One is a strong distinction between the sacred and the secular in language—the use of a language that is not the language of us mere mortals. We don’t speak of “the dewfall,” ineffable is a word that my electronic thesaurus doesn’t recognize, and I am a bit taken aback to hear a carpenter’s cup called “a chalice.” And then there is the entire matter of “and with your spirit.” Why is there a need for sacred/secular—body/soul dichotomies? I am all in favor of elegant language and graceful vocabulary but I am suspicious of dichotomies that undermine the mystery of the Incarnation in which the Divine enters fully into our human experience. There is always something of the Gnostic in everyday Catholicism that suspects the world and denigrates human experience. It is subtle but this dichotomizing ultimately undermines the mystery of the Incarnation.

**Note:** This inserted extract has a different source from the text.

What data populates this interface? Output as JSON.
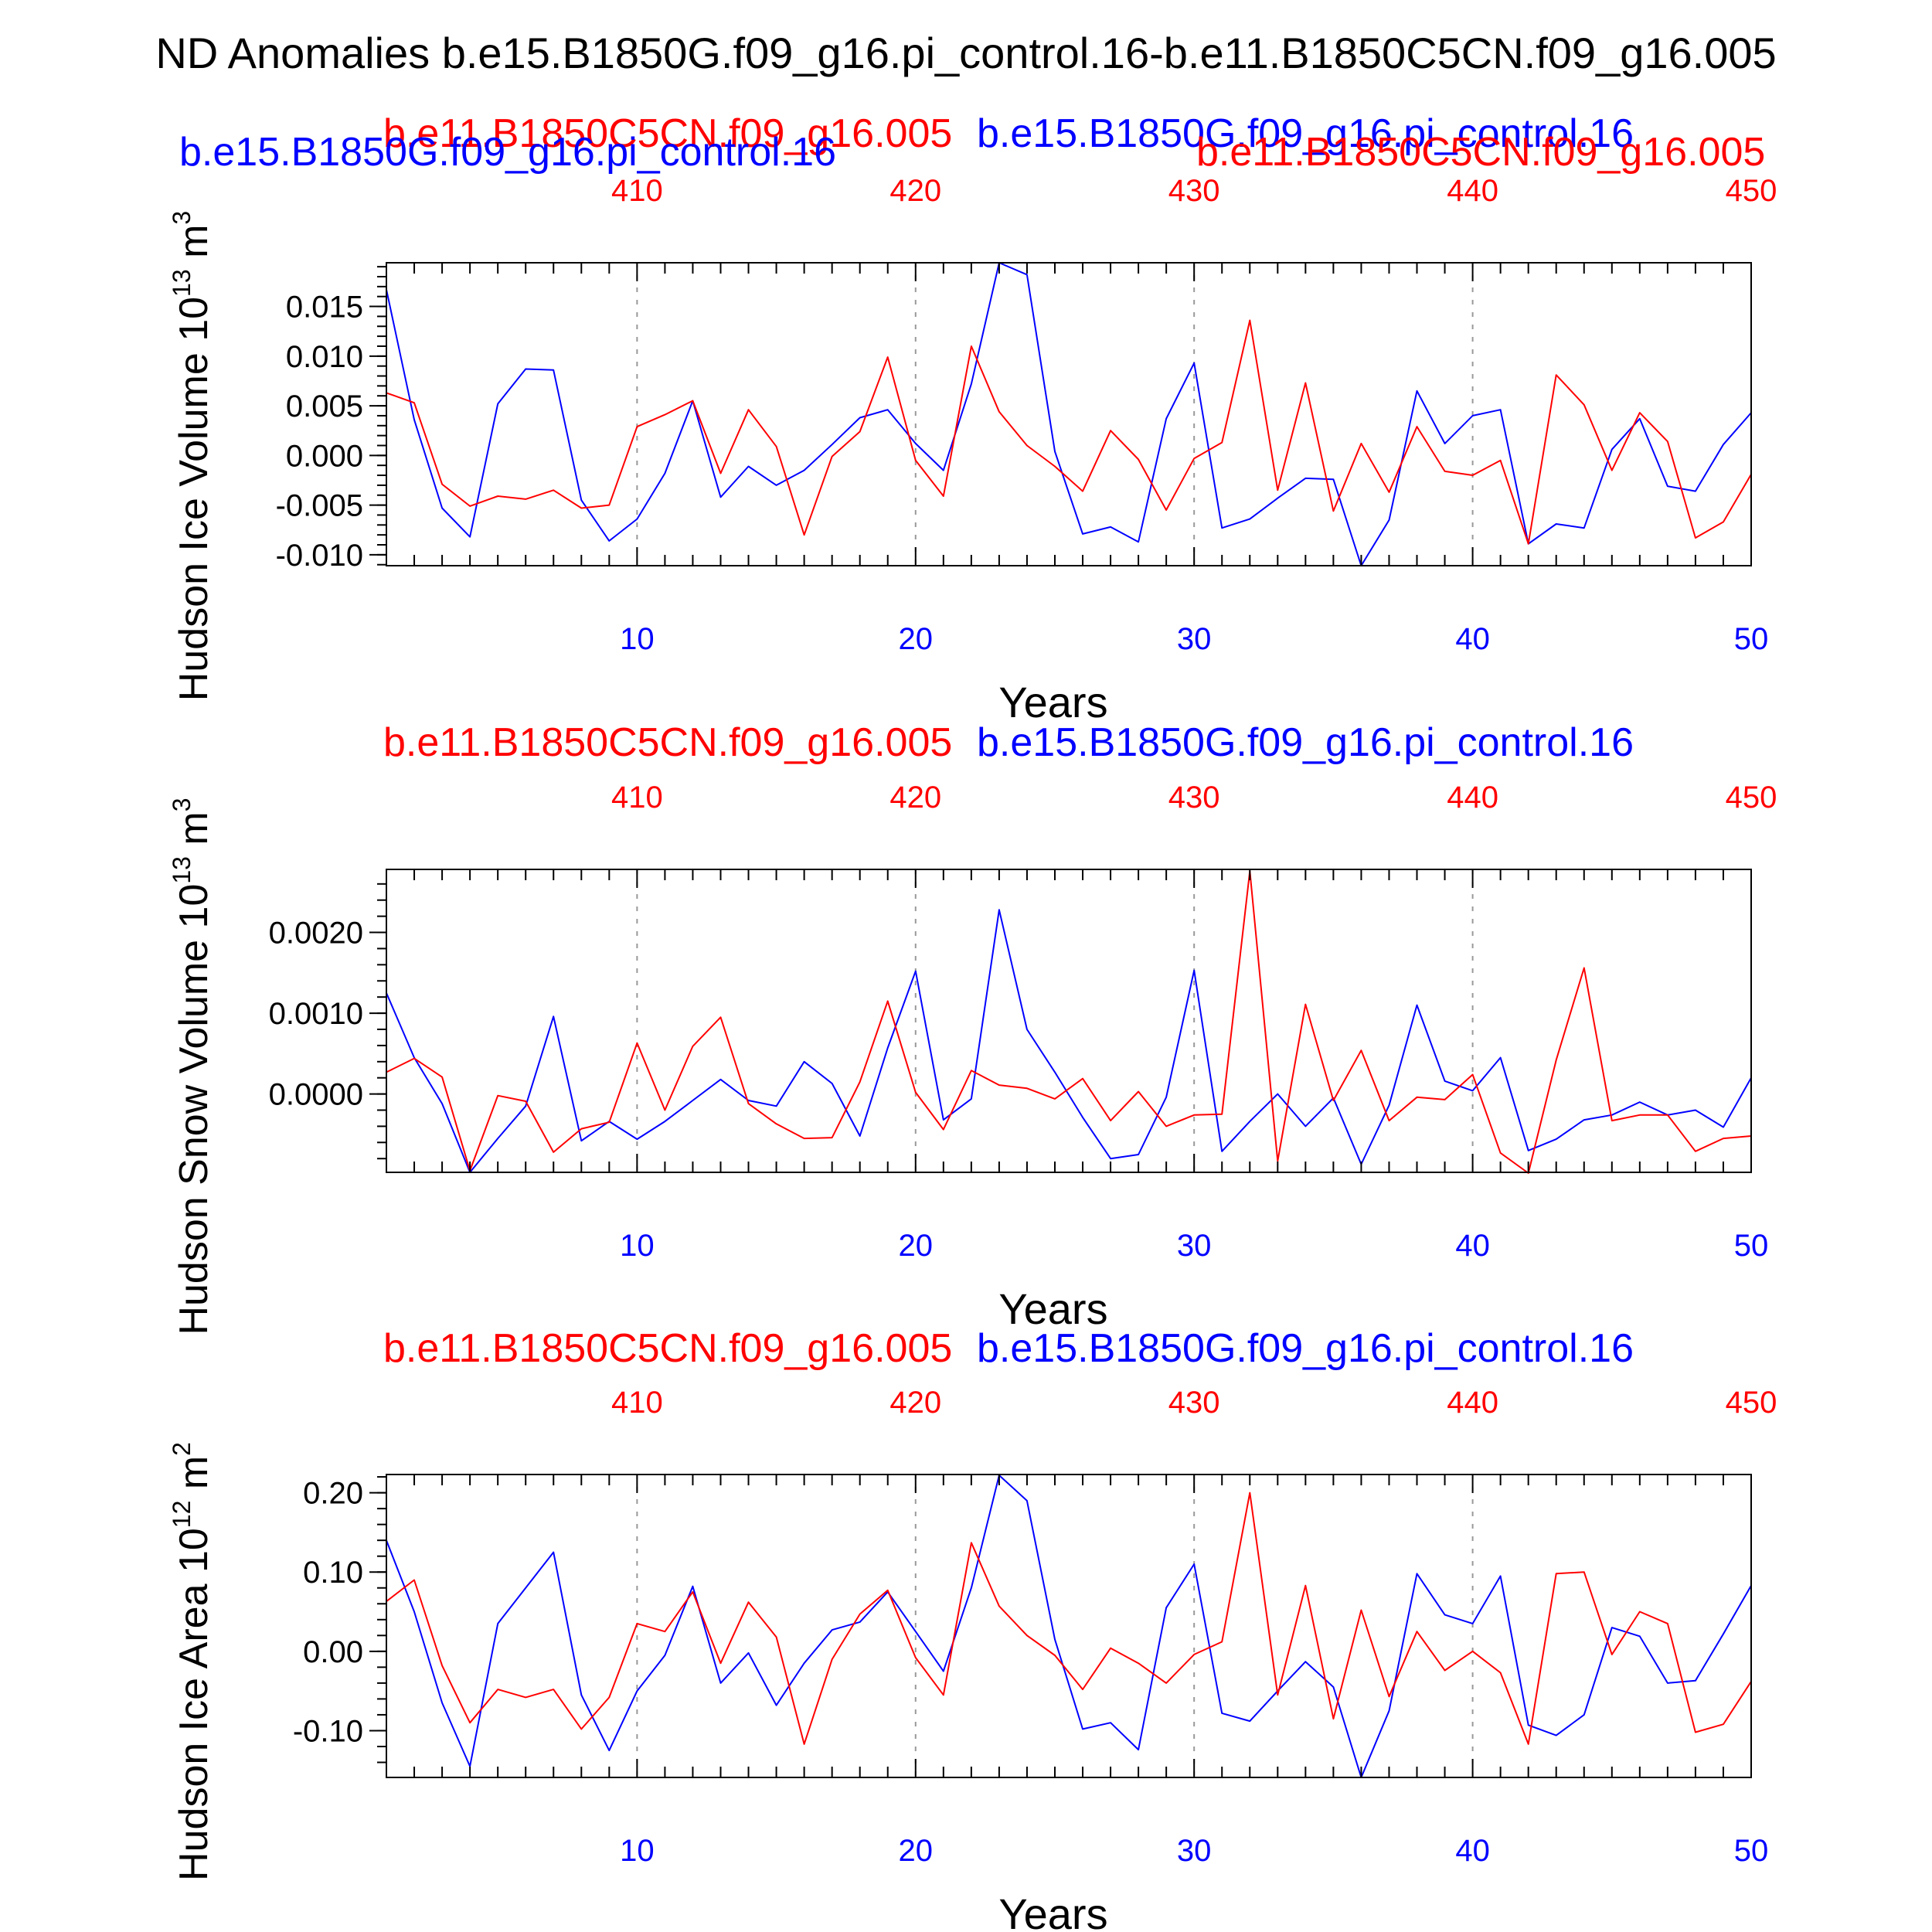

Equally problematic is the issue of he “for all” and “for many.” I have written on this before but it is hugely problematic as our Catholic faith condemns as heretical any idea that Christ did not die for all. He did not die for some, nor even for many, but for all. The Jansenist heresy taught that Christ only died for those who would ultimately be saved. Like Catharism at Montaillou, Jansenism is alive and well beneath a veneer of orthodox Catholicism among many American Catholics. This was not the time to put into the liturgy that Christ died “for many.” It will be used to reinforce the unhealthy piety of those who have deceived themselves into believing they are the “elect” culled from a world that stands outside salvation. Just check out some of the (supposedly) ultra-Catholic websites and blogs and you will see a Catholicism riddled with Jansenism and other very uncatholic ideas. There are other heresies alive and well beneath the veneer of pious and traditional Catholicism—Quietism is one, illuminism another—but Jansenism is the one that scares me most because, as Jean Jacques Olier said about four centuries ago—Jansenism eats charity out of the heart of the Church. I see that today in figures such as Michael Voris and his “Real Catholic TV” who promote a Catholicism of anger and self-righteousness. I see it too in the “vigilante” Catholicism represented by self-appointed arbiters of the faith such as the “Catholic Media Coalition” or “Tradition in Action,” or Trinity Communications/Catholic Culture. Henri Bremond wrote of the Jansenists of his days as “Before penetrating into the depth of the mind Jansenism ruins the peace, condition of all true religion. Before making converts it makes partisans, sectarians, whom it fatally severs from the mystical currents of their time.” As it was in the past it is now too.